What Do Value-Added Measures of Teacher Preparation Programs Tell Us?
Center for Education
Data & Research
• Policymakers are increasingly adopting the use of student growth measures to measure the performance of teacher preparation programs.
• Value-added measures of teacher preparation programs may be able to tell us something about the effectiveness of a program’s graduates, but they cannot readily distinguish between the pre-training talents of those who enter a program from the value of the training they receive.
• Research varies on the extent to which prep programs explain meaningful variation in teacher effectiveness. This may be explained by differences in methodologies or by differences in the programs.
• Research is only just beginning to assess the extent to which different features of teacher training, such as student selection and clinical experience, influence teacher effectiveness and career paths.
• We know almost nothing about how teacher preparation programs will respond to new accountability pressures.
• Value-added based assessments of teacher preparation programs may encourage deeper discussions about additional ways to rigorously assess these programs.
Teacher training programs are increasingly being held under the microscope. Perhaps the most notable of recent calls to reform was the 2009 declaration by U.S. Education Secretary Arne Duncan that “by almost any standard, many if not most of the nation’s 1,450 schools, colleges, and departments of education are doing a mediocre job of preparing teachers for the realities of the 21st century classroom.” Duncan’s indictment comes despite the fact that these programs require state approval and, often, professional accreditation. The problem is that the scrutiny generally takes the form of input measures, such as minimal requirements for the length of student teaching and assessments of a program’s curriculum. Now the clear shift is toward measuring outcomes.
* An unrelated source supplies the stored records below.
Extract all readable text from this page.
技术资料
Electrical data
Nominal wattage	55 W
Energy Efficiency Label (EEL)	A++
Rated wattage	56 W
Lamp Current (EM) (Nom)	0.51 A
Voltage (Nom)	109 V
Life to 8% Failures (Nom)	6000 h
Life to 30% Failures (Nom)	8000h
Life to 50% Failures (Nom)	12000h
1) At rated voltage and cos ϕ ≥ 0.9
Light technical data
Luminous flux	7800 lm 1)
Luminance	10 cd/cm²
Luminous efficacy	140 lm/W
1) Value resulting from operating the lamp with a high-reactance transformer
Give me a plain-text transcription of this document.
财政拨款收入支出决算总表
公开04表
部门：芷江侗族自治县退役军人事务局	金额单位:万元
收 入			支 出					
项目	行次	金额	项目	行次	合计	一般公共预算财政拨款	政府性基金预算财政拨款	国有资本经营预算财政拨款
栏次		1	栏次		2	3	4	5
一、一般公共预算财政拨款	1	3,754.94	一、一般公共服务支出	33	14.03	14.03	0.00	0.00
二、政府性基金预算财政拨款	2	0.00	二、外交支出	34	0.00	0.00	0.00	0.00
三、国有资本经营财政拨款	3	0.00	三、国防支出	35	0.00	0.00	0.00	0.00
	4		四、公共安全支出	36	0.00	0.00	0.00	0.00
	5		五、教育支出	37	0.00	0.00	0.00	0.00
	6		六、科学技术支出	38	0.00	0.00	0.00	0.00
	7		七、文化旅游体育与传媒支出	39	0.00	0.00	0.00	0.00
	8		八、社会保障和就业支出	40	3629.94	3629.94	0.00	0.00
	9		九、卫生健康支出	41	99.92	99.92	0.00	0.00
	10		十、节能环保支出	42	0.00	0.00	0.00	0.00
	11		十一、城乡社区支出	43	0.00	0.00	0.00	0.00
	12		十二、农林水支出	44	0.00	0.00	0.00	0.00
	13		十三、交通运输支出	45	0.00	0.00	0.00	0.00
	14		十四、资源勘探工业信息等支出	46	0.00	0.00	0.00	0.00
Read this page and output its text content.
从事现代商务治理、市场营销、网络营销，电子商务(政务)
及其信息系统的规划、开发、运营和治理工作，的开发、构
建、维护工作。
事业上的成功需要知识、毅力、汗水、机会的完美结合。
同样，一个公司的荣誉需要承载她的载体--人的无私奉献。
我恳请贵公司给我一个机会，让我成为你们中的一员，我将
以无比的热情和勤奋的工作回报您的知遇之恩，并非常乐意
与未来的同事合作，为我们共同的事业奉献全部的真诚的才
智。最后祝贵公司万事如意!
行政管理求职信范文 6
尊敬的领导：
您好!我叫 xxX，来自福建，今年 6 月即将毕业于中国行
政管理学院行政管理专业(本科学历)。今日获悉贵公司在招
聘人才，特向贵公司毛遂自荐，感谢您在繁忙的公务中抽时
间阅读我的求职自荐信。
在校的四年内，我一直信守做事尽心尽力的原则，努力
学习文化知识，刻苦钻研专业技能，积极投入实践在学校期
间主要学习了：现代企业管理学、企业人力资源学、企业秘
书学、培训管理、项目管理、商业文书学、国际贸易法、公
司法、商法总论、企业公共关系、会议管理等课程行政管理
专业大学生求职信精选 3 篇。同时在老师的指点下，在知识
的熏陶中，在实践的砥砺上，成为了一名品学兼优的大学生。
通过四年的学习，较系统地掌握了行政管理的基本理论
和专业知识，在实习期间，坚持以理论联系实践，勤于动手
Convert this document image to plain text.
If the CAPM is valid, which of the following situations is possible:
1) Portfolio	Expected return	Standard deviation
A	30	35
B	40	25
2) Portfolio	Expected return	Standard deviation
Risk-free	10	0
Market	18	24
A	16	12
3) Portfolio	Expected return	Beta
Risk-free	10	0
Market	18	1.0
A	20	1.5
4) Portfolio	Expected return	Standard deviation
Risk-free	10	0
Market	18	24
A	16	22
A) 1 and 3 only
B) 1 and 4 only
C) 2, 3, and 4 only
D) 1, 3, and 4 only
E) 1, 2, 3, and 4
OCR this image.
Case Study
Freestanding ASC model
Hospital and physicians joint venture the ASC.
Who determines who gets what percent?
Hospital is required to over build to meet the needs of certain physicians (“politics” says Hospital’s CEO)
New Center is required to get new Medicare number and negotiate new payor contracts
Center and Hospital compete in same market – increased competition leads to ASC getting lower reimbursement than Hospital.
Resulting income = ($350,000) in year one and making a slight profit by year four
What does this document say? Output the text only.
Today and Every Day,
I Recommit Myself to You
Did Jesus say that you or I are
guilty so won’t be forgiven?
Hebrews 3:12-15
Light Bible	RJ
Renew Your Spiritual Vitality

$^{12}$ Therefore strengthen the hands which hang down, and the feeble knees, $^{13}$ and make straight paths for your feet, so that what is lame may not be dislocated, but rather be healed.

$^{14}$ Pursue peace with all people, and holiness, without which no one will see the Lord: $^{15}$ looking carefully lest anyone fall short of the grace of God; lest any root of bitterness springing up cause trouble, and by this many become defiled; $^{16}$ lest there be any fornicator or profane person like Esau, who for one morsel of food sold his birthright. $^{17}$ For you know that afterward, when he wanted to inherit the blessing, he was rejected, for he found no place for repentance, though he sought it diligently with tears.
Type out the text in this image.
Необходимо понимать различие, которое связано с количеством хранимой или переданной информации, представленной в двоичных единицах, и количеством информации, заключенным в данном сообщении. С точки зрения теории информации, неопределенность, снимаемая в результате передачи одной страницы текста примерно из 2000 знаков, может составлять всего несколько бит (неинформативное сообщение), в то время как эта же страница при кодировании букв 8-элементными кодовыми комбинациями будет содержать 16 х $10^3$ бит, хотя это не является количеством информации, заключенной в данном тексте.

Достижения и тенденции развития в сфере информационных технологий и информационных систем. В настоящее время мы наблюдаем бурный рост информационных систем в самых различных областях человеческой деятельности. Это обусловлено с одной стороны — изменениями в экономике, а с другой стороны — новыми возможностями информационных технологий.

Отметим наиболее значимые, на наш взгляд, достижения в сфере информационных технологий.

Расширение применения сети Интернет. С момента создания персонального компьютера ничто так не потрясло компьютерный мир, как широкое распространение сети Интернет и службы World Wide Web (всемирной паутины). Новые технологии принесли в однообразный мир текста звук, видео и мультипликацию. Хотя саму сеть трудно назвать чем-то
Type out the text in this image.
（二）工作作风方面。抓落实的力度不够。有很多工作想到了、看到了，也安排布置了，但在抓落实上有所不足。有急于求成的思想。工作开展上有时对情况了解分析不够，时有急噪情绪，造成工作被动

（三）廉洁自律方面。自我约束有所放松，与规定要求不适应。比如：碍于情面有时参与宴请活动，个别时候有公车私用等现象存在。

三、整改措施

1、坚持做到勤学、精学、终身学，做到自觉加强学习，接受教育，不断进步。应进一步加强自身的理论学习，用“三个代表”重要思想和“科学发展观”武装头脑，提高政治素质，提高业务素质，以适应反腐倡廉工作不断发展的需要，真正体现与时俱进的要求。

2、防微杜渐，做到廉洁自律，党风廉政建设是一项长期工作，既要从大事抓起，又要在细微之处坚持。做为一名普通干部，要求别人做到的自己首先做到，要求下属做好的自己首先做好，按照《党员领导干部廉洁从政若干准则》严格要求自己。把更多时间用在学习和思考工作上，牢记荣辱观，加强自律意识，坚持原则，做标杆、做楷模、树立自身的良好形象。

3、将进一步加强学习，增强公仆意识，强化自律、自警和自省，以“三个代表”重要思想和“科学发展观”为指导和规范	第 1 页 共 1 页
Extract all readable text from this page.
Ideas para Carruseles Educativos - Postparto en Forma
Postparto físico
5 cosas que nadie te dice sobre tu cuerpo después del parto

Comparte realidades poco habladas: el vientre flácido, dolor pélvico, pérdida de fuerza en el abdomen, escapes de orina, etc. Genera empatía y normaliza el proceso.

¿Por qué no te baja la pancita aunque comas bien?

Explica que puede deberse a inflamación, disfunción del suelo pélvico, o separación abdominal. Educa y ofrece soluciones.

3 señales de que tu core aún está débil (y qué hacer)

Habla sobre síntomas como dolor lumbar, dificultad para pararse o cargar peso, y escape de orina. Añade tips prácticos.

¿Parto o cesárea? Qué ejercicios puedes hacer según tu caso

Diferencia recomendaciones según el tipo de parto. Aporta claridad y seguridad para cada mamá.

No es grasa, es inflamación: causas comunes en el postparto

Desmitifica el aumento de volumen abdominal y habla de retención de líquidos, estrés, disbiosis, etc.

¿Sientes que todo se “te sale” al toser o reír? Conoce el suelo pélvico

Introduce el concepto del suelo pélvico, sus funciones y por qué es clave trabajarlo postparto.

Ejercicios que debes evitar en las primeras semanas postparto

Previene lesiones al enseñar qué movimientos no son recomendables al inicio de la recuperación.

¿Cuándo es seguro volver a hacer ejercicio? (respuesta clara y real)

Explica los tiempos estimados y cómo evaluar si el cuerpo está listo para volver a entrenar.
The federal Race to the Top initiative, for instance, considered whether states had a plan for linking student growth to teachers (and principals) and to link this information to the schools in that state that trained them. The new Council for the Accreditation of Educator Preparation (CAEP) just endorsed the use of student outcome measures to judge preparation programs. And there is a new push to use changes in student test scores—a teachers’ value-added—to assess teacher preparation providers (TPPs). Several states are already doing so or plan to soon.
Much of the existing research on teacher preparation has focused on comparing teachers who enter the profession through different routes—traditional versus alternative certification—but more recently, researchers have turned their attention to assessing individual TPPs. And in doing so, researchers face many of the same statistical challenges that arise when value-added is used to evaluate individual teachers. The measures of effectiveness might be sensitive to the student test that is used, for instance, and statistical models might not fully distinguish a teacher’s contributions to student learning from other factors. Other issues are distinct, such as how to account for the possibility that the effects of teacher training fade the longer a teacher is in the workforce.
Before detailing what we know about value-added assessments of TPPs, it is important to be explicit about what value-added methods can and cannot say about the quality of TPPs. Value-added methods may be able to tell us something about the effectiveness of a program’s graduates, but this information is a function both of graduates’ experiences in a program and of who they were when they entered. The point is worth emphasizing because policy discussions often treat TPP value-added as a reflection of training alone. Yet the students admitted to one program may be very different from those admitted to another. Stanford University’s program, for instance, enrolls students who generally have stronger academic backgrounds than those of Fresno State University. So if a teacher who graduated from Stanford turns out to be more effective than a teacher from Fresno State, we should not necessarily assume that the training at Stanford is better.
Because we cannot disentangle the value of a candidate’s selection to a program from her experience there, we need to think carefully about what we hope to learn from comparing TPPs. Some stakeholders may care about the value of the training itself, while others may care about the combined effects of selection and training. Many also are likely to be interested in outcomes other than those measured by value-added, such as the number of teachers, or types of teachers that graduate from different institutions. They may also want to know how likely it is that a graduate from a certain institution will actually find a job or stay in teaching. I elaborate on these issues below.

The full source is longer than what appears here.